The US continues to oppose unilateral action by either side to alter the status quo across the Strait, spokesperson Heather Nauert told a press briefing on Wednesday.
Panama announced its break with Taiwan in a joint communique with China in Beijing on Tuesday, leaving Taiwan with only 20 allies with whom it still has formal diplomatic relations.
Nauert declined to comment whether Panama, a small Central American nation, had informed the US of the change in advance.
“The United States urges all concerned parties to engage in productive dialogue and to avoid escalatory or destabilising moves,” Nauert said.
The joint communique was signed by Chinese Foreign Minister Wang Yi and his Panamanian counterpart Isabel Saint Malo de Alvarado, who is also Panama’s vice president.

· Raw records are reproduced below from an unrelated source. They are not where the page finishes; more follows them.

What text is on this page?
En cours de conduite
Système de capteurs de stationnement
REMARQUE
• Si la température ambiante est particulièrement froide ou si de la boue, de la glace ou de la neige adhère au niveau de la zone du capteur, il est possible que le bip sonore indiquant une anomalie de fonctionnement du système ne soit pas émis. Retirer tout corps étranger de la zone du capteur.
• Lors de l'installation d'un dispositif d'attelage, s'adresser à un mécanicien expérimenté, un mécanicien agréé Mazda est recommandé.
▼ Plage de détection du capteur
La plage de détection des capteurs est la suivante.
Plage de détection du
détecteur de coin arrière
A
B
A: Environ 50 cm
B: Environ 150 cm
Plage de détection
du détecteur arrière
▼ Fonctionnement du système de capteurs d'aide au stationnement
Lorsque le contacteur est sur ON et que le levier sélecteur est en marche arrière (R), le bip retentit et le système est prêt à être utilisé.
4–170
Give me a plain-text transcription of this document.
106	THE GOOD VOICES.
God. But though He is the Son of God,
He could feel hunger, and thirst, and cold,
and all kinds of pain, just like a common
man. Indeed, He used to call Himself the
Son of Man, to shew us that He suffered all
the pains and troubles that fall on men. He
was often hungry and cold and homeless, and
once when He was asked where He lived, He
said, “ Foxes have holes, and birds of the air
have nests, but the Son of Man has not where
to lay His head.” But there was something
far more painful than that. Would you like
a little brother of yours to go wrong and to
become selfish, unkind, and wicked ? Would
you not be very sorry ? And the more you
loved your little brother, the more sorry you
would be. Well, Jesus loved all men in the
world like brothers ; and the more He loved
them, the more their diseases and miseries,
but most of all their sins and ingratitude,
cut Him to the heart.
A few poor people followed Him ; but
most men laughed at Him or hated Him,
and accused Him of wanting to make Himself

According to the communique, China and Panama decided to recognise each other and establish diplomatic relations at the ambassadorial level. For its part, Panama has decided to sever “diplomatic relations” with Taiwan and to have no further official relations or official exchanges with it.
“Beijing of course will put all the blame for this development on Taiwan President Tsai In-wen because she refused explicitly to accept its preconditions for a decent relationship,” said Richard Bush, director for East Asia policy studies at the Brookings Institution.
Bush said Tsai In-wen did address those issues in a serious way, and the slide in relations, of which Panama is a part, is Beijing’s way of punishing Taiwan’s leader for refusing to submit to Beijing’s wishes on various issues.
The US does not get involved in the China-Taiwan rivalry over diplomatic partners, Bush said.